Your service rep could be talking about a voltage divider circuit, but that involves even more resistors and high-powered ones to ground. You'd still be playing with fire (literally?) to plug your headphones into it.
This is the downside to using vintage receiver equipment with modern headphones. They were never designed with separate amplifier circuits for the headphone connection. Heck, go back far enough and headphones were in thousands of ohms impedance (crystal sets). They had no issue because the super-high impedance prevented damaging current and therefore, power buildup.

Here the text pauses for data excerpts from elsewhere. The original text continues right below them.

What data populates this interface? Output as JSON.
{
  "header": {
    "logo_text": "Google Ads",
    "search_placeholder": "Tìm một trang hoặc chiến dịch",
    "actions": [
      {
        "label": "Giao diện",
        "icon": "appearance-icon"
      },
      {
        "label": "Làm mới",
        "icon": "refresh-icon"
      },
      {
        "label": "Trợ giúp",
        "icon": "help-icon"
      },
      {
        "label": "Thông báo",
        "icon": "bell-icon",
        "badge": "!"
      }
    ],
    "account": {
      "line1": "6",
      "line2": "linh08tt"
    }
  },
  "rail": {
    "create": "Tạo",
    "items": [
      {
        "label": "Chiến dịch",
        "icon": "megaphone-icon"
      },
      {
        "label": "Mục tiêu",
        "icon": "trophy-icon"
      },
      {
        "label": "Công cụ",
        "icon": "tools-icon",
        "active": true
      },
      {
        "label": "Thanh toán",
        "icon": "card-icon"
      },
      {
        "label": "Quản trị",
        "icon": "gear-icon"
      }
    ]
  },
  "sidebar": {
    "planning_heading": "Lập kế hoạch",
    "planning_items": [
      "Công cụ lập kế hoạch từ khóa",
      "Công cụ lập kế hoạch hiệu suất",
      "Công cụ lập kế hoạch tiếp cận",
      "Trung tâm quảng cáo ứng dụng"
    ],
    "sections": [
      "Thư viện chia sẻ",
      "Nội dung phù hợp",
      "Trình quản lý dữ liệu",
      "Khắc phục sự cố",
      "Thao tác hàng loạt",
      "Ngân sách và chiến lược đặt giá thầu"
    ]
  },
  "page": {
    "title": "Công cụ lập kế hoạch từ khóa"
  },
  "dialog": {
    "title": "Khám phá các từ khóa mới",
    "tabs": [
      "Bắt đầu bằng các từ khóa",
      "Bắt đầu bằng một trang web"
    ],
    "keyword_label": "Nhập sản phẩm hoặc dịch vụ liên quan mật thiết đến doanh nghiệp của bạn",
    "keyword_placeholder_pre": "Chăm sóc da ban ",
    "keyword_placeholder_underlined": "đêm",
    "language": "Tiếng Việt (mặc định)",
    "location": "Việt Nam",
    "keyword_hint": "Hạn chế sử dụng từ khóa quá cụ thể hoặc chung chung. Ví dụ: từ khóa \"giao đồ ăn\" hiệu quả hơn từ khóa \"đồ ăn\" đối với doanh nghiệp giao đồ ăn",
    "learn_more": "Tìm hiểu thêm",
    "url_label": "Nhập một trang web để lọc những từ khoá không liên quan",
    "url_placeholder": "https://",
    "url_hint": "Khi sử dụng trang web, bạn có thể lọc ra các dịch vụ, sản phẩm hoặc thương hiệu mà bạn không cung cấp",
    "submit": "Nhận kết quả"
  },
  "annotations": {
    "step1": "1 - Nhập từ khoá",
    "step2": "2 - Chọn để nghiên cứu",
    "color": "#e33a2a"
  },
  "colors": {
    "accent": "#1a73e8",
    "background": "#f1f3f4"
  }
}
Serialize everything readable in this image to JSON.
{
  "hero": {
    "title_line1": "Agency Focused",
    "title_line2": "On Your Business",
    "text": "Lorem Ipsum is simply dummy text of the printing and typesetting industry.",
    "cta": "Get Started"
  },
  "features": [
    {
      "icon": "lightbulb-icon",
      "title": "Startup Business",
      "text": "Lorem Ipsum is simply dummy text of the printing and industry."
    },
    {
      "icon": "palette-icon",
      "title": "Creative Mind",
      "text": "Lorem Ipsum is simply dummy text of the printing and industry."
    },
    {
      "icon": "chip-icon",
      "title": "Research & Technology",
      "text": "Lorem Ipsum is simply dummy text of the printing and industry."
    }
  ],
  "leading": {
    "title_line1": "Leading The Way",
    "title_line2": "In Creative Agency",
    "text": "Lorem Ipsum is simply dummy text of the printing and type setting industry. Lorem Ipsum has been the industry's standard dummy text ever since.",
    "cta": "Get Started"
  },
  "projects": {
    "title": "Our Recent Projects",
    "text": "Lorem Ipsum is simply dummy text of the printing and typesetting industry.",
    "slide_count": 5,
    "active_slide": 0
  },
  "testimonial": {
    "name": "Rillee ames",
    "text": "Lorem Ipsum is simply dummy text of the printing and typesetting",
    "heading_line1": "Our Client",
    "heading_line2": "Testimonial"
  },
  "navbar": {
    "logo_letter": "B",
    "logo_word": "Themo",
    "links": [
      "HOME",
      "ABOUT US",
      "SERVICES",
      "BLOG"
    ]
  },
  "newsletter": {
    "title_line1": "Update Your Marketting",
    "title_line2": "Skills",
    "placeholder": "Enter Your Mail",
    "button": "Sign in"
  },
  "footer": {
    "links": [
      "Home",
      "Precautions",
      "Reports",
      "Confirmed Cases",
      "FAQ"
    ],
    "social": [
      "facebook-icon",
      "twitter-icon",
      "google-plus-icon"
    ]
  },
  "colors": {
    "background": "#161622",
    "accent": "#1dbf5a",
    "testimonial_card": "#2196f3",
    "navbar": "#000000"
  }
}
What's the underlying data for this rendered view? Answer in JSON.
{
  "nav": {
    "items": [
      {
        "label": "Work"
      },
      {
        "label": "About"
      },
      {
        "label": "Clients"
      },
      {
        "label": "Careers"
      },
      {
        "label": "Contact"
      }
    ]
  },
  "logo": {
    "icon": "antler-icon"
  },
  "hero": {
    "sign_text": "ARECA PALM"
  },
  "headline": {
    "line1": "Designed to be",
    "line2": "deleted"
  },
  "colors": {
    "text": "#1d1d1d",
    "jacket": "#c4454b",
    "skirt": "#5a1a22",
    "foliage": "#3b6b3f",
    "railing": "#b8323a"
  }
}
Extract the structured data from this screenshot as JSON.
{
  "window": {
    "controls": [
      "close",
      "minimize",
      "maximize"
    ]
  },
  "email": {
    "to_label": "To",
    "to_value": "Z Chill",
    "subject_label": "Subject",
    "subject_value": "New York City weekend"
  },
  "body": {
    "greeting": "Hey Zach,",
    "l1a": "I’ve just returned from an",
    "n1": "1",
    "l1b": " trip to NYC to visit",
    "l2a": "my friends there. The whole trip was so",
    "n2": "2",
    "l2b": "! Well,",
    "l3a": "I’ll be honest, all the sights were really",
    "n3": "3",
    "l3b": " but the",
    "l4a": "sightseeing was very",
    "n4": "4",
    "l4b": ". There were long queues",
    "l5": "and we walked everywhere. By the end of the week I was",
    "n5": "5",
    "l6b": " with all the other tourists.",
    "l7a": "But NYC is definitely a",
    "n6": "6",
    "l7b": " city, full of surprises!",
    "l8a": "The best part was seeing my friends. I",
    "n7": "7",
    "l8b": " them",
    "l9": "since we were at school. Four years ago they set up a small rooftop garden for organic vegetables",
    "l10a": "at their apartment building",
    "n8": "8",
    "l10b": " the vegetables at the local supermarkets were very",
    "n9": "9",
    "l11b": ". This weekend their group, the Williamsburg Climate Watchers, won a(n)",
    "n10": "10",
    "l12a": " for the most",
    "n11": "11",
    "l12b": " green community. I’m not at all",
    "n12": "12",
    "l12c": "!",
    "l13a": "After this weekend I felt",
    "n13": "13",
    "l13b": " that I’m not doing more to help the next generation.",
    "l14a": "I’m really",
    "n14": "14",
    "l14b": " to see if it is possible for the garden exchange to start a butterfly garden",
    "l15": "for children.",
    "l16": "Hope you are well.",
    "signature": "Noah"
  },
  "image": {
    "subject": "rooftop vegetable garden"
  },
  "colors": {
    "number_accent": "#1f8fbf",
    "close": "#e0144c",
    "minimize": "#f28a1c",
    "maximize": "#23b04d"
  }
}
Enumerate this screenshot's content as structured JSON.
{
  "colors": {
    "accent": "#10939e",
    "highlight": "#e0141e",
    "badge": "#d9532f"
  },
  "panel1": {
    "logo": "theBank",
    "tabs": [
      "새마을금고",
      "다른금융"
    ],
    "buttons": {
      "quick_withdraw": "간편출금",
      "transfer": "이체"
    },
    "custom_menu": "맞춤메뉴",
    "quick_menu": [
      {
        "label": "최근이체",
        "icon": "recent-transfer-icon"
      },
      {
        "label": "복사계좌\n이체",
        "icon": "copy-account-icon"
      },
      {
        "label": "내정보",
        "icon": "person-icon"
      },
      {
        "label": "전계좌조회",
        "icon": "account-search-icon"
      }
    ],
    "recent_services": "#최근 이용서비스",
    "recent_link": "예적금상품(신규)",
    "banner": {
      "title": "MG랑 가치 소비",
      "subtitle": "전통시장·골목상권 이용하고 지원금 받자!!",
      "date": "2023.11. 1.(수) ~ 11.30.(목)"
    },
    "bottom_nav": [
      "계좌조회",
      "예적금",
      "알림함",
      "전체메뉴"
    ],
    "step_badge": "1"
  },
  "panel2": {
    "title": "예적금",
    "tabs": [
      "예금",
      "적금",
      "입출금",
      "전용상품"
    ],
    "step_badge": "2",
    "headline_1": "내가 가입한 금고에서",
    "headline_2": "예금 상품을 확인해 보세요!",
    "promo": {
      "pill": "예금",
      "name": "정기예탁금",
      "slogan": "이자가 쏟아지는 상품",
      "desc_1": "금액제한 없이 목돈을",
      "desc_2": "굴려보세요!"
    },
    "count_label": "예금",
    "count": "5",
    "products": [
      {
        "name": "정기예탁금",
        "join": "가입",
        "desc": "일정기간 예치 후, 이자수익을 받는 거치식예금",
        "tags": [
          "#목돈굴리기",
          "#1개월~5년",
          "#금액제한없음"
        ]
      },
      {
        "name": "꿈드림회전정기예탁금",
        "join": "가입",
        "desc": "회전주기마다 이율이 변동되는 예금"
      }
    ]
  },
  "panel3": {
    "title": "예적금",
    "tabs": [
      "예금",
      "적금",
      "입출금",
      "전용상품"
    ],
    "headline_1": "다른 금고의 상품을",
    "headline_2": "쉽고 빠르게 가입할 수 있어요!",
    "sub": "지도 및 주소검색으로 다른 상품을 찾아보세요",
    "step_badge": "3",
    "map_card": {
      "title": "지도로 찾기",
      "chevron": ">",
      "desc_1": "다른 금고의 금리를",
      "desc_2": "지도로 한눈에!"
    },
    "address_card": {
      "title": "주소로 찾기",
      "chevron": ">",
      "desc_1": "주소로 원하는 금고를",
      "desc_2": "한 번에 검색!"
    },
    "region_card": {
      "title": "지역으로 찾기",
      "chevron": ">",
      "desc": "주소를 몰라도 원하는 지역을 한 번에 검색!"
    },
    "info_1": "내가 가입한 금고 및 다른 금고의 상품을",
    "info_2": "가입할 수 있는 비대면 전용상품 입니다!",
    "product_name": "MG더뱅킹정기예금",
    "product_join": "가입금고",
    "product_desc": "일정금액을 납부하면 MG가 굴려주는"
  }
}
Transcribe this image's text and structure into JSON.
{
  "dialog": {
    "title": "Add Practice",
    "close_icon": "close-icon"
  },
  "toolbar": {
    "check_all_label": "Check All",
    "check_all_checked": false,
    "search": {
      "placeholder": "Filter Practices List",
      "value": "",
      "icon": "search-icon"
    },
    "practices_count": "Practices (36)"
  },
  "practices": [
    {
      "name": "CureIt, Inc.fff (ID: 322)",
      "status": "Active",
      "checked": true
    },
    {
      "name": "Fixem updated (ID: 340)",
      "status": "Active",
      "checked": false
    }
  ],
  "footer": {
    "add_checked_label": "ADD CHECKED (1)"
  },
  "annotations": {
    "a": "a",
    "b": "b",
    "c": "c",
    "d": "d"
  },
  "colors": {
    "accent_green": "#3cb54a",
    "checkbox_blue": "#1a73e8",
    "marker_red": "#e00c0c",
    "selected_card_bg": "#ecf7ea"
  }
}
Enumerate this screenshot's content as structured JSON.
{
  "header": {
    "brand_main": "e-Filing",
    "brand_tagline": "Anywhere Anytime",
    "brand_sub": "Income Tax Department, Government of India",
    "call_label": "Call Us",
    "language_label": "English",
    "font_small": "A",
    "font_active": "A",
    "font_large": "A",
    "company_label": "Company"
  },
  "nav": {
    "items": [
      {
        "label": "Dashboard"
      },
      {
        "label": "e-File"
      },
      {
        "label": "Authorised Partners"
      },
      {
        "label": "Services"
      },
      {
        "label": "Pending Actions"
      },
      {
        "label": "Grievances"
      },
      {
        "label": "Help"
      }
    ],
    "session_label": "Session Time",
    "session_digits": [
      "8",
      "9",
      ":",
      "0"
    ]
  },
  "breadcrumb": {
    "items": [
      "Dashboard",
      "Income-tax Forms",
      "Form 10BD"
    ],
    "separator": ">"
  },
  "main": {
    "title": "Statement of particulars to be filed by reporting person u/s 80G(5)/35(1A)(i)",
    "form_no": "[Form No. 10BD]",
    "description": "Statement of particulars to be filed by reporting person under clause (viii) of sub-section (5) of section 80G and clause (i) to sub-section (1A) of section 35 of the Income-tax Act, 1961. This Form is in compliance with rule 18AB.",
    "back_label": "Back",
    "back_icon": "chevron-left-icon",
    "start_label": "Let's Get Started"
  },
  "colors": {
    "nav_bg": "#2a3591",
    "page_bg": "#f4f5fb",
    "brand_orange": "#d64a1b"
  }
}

Sorry, but a good receiver for headphone use is one that has a separate amplification circuit for the headphone connection. This is typically some sort of opamp with associated capacitors and resistors ahead of the headphone jack. It's not competitive with a true separate headphone amp, but it's better than just current blocking resistors.
P.S. I'm making a lot of assumptions without looking at the entire schematic of your receiver. If it has a separate opamp amplification circuit for the headphone jack and is still using 150 ohm resistors, then yes, you may very well get superior sound with lower resistors ... and without having to worry about burning something up. I'm assuming that's highly unlikely with resistors as high as 150 ohms, however.